これらの項目は、カタログやメーカーの製品情報サイトなどにも掲載されていますし 店頭でも掲示されています。パーソナル向けサイズといっても、冷蔵庫はめったに壊れない耐久消費財です。一度購入したら、かなり長い期間付き合うことになる製品なので、勢いだけで購入して後悔することがないように慎重に選びたいものです。

これ以外にも、庫内容量200L未満のパーソナル向けサイズの冷蔵庫を選ぶ際にポイントになる点があります。それが、耐熱トップのサイズについてです。パーソナル向けの冷蔵庫では、冷蔵庫の上に、レンジ(同じくパーソナル向けの庫内容量20L以下程度の)を置くために、天面が耐熱仕様になっているものがあります。それほど広くはないのが一般的な、単身者向けの部屋のキッチンのスペースを有効に使うための工夫です。この天面の耐熱プレートの部分は、四角いお盆のような形状になっています。上に乗せたレンジから水物がこぼれた場合のことを考えての形状でしょう(それとレンジの安定性のため)。で、このくぼんだ部分のサイズには、特に規格があるわけでありません。どうやら、そのメーカーのパーソナル向けのレンジを置いた時に、レンジの足の部分がちょうど収まるサイズになっているようです。レンジの足の幅にも、やはり規格などは定められていません。いずれにせよ、この部分のサイズは、メーカーごとに異なるというのが実情のようです。

冷蔵庫とレンジのメーカーが異なる場合でも、広い幅のレンジの足を採用しているメーカーの冷蔵庫に、狭い幅の足を採用したレンジの組み合わせならば、それほど問題は起こりません。しかし、逆の場合、レンジの足は、耐熱トップのお盆状になった部分にかからないか、ひどい場合には、アールの部分に乗るというケースも出てきます。そうなると、レンジを水平には置けません(置けないことは無いのですが、使っているとすぐに傾いてしまう)。精神衛生上もよくないし、おそらくレンジにとってもよくないことでしょう。

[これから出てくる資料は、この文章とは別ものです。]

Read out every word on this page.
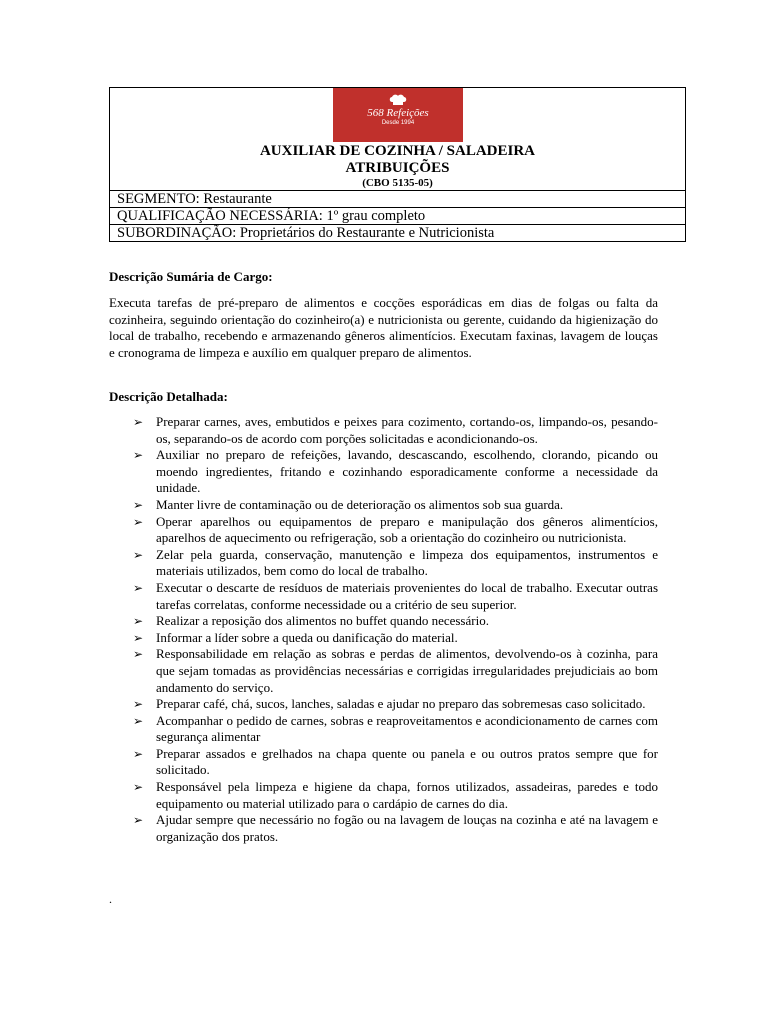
568 Refeições
Desde 1994
AUXILIAR DE COZINHA / SALADEIRA
ATRIBUIÇÕES
(CBO 5135-05)
SEGMENTO: Restaurante
QUALIFICAÇÃO NECESSÁRIA: 1º grau completo
SUBORDINAÇÃO: Proprietários do Restaurante e Nutricionista
Descrição Sumária de Cargo:

Executa tarefas de pré-preparo de alimentos e cocções esporádicas em dias de folgas ou falta da cozinheira, seguindo orientação do cozinheiro(a) e nutricionista ou gerente, cuidando da higienização do local de trabalho, recebendo e armazenando gêneros alimentícios. Executam faxinas, lavagem de louças e cronograma de limpeza e auxílio em qualquer preparo de alimentos.

Descrição Detalhada:
➢ Preparar carnes, aves, embutidos e peixes para cozimento, cortando-os, limpando-os, pesando-os, separando-os de acordo com porções solicitadas e acondicionando-os.
➢ Auxiliar no preparo de refeições, lavando, descascando, escolhendo, clorando, picando ou moendo ingredientes, fritando e cozinhando esporadicamente conforme a necessidade da unidade.
➢ Manter livre de contaminação ou de deterioração os alimentos sob sua guarda.
➢ Operar aparelhos ou equipamentos de preparo e manipulação dos gêneros alimentícios, aparelhos de aquecimento ou refrigeração, sob a orientação do cozinheiro ou nutricionista.
➢ Zelar pela guarda, conservação, manutenção e limpeza dos equipamentos, instrumentos e materiais utilizados, bem como do local de trabalho.
➢ Executar o descarte de resíduos de materiais provenientes do local de trabalho. Executar outras tarefas correlatas, conforme necessidade ou a critério de seu superior.
➢ Realizar a reposição dos alimentos no buffet quando necessário.
➢ Informar a líder sobre a queda ou danificação do material.
➢ Responsabilidade em relação as sobras e perdas de alimentos, devolvendo-os à cozinha, para que sejam tomadas as providências necessárias e corrigidas irregularidades prejudiciais ao bom andamento do serviço.
➢ Preparar café, chá, sucos, lanches, saladas e ajudar no preparo das sobremesas caso solicitado.
➢ Acompanhar o pedido de carnes, sobras e reaproveitamentos e acondicionamento de carnes com segurança alimentar
➢ Preparar assados e grelhados na chapa quente ou panela e ou outros pratos sempre que for solicitado.
➢ Responsável pela limpeza e higiene da chapa, fornos utilizados, assadeiras, paredes e todo equipamento ou material utilizado para o cardápio de carnes do dia.
➢ Ajudar sempre que necessário no fogão ou na lavagem de louças na cozinha e até na lavagem e organização dos pratos.
.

しかし、メーカーの製品情報サイトなどでは、残念ながら、冷蔵庫本体のサイズ、設置に必要なサイズは掲載されていても、耐熱トップのサイズまでは掲載されていません。ただし、メーカーによっては、レンジのページの方には、足の幅が記載されているケースもあります。そういった場合には、そのサイズに収まる足を装備したレンジを選んでおけば、同メーカーでない組み合わせでもOKでしょう。まったく情報が得られない場合は、買いに行くときに、メジャーを忘れないことです。なお、量販店の形態によっては、コンシェルジュと呼ばれる、その分野に精通した販売員がコーナーを担当しているケースがあります。心配ならば、そういった販売員のいる信頼できる販売店での購入をおすすめします。